Destination Wedding & Honeymoon Turkey’09 Fuarı İstanbul’da ilk defa gerçekleşti. Bu yeni oluşum nasıl ortaya çıktı?

New York gibi kozmopolit ve çok uluslu bir şehirde edindiğim tecrübeler ve farklı çevrelere girmemden dolayı İstanbul ‘‘Beyond Your Expactations’’ Dergisi’ni Amerika’da dağıtabilmem için 2007 yılında THY ulaşım sponsorumuz olmuştu. Türkiye’nin uluslararası turizm pazarında daha fazla pay alması ve özellikle İstanbul’un 2010 Avrupa Kültür Başkenti seçilmesi ve Türkiye’nin son 10 yılda Turizm sektöründe dünya çapında bir sıçrama yapması bana büyük bir ilham kaynağı oldu. Bu noktalardan yola çıkarak, 24-27 Eylül 2009 tarihlerinde İstanbul Fuar Merkezi (Expo Center) 9. Hol’de ‘Destination Wedding & Honeymoon Turkey’ Fuarı’nı gerçekleştirdik.

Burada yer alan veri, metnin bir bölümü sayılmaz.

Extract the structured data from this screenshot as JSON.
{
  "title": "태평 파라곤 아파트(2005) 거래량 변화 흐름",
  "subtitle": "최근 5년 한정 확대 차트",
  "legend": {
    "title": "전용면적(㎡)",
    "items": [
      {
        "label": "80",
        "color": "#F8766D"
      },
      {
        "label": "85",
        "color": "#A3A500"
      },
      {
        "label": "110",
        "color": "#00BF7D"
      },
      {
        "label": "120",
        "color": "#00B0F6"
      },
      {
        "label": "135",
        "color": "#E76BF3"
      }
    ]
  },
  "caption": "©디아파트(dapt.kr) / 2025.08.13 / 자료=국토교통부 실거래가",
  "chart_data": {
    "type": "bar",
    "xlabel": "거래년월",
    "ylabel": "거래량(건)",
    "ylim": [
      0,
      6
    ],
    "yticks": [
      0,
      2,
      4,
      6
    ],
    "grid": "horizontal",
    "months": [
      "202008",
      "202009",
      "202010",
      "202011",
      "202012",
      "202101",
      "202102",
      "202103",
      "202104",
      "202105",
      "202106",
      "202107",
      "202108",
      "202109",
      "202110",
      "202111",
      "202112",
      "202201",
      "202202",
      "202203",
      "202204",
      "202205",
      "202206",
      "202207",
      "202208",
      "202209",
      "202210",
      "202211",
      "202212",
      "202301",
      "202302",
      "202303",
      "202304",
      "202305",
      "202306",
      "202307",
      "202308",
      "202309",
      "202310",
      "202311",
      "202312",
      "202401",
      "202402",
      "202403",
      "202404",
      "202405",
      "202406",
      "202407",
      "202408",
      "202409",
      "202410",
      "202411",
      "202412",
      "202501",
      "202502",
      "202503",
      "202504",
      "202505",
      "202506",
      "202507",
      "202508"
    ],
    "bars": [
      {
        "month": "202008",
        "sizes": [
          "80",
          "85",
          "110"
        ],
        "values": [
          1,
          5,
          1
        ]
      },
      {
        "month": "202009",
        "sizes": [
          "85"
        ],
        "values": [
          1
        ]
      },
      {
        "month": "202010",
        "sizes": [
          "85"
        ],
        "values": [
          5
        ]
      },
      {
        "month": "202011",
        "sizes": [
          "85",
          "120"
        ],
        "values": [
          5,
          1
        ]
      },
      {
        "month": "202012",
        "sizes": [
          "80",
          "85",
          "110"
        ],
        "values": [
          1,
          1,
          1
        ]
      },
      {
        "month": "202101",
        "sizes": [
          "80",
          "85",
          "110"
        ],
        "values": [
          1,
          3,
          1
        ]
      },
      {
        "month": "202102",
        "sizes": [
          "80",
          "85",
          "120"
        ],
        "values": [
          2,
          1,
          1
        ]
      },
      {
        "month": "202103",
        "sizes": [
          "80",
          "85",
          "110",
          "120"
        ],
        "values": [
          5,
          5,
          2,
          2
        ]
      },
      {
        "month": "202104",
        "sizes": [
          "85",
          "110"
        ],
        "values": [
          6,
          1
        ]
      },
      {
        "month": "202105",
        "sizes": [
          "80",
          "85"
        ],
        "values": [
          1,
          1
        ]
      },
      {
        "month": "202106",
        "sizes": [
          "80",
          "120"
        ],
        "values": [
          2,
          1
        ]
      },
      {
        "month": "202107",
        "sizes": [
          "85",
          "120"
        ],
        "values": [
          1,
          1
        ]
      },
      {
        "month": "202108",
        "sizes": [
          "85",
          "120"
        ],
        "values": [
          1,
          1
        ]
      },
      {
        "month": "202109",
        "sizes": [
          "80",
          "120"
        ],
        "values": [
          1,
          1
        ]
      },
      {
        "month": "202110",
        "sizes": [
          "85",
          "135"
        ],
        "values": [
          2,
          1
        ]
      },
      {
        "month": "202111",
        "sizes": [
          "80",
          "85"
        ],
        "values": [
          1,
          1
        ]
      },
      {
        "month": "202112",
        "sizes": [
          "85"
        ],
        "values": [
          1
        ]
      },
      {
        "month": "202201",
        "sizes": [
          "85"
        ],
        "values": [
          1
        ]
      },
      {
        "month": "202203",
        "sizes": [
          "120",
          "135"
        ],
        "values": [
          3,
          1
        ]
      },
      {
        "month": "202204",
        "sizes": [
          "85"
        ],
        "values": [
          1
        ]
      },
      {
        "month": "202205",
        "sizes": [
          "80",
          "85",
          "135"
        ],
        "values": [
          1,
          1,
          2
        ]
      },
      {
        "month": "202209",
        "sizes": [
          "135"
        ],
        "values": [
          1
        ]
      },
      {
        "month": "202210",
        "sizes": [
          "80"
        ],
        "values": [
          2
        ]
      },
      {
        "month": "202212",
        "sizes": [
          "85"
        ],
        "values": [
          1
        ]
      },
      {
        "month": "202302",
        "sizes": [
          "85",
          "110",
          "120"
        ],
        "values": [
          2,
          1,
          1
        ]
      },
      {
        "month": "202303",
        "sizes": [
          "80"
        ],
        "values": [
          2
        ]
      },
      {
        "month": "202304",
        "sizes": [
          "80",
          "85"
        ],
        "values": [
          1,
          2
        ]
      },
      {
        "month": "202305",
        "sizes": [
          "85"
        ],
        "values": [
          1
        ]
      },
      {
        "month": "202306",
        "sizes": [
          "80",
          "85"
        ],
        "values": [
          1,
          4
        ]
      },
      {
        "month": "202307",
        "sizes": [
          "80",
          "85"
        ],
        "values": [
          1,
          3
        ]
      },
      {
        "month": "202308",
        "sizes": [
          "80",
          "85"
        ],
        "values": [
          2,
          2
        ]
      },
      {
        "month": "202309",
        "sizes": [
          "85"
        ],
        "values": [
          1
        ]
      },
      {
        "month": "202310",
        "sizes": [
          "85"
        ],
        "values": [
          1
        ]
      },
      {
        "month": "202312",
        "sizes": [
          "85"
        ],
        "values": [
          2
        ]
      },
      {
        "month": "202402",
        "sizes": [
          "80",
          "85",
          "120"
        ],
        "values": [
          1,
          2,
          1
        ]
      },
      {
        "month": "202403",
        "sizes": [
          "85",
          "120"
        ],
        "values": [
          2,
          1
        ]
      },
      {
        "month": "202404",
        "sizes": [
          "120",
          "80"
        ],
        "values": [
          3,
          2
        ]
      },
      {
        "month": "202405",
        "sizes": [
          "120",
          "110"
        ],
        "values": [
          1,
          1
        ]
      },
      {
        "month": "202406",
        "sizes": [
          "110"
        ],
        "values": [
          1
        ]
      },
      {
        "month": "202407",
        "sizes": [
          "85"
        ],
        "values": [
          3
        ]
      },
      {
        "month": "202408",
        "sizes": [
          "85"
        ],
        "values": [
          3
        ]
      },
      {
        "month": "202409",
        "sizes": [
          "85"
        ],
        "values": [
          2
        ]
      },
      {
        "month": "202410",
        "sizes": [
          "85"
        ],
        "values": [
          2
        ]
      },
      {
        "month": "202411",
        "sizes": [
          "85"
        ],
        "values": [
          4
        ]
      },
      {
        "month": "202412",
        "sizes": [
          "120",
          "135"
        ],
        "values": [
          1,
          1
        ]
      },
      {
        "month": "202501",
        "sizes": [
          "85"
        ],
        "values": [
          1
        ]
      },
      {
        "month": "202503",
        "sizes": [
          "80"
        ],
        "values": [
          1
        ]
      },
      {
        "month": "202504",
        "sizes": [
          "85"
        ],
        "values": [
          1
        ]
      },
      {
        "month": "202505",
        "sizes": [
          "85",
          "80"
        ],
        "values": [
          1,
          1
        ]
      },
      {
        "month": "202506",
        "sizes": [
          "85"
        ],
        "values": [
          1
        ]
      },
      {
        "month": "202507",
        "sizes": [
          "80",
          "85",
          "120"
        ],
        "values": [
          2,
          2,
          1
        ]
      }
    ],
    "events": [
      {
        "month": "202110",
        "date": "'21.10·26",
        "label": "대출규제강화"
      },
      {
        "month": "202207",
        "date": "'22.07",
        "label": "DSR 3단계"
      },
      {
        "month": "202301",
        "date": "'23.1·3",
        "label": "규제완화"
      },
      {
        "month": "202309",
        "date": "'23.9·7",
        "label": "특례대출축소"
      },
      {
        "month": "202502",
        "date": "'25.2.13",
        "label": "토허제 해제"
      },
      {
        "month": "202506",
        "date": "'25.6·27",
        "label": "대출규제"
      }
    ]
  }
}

Bu fuarın içeriği ve hedef kitlesi kimlerdi?

Dokuz aydır üzerinde yoğun bir emek vererek gerçekleştirdiğimiz fuarın amacı kaliteli bir ‘’Türkiye’de davet ve balayı’’ tanıtımıydı. Hedefimiz, şimdiye kadar Yunanistan, İspanya ve Dubai’nin paylaştığı uluslararası davet pazarını bir nebze Türkiye’ye çekmekti. Katılımcıları arasında Happy Leyla, Alcocholoco Bar Catering, Sait Halim Paşa Yalısı, S&S Music Maker by Salih Saka, Mix Music, Barbaros Bay Kempinski ve Carlo Bernardini gibi davet ve balayı sektörünün yıldız firmaları vardı. Fuarın isminden dolayı ilk başlarda gelinlik ve çeyiz fuarı olarak algılandığını tespit ettikten sonra, bu kapalı devre ve sadece belli bir hedef kitlesi olan fuara daha çok yabancı ziyaretçilerin gelmesini hedefledik. Ve bunun için de bir iş bölümü yapılmasına karar verdik. Uluslararası birkaç seyahat acentesi kanalıyla, yabancıların İstanbul’a getirilmesini delege ettikten sonra bizler de fuarın katılımcı firma kalitesinin üst düzey olmasına odaklandık. Sanıyorum, en büyük hatayı da farkına varmadan bu aşamada yaptık.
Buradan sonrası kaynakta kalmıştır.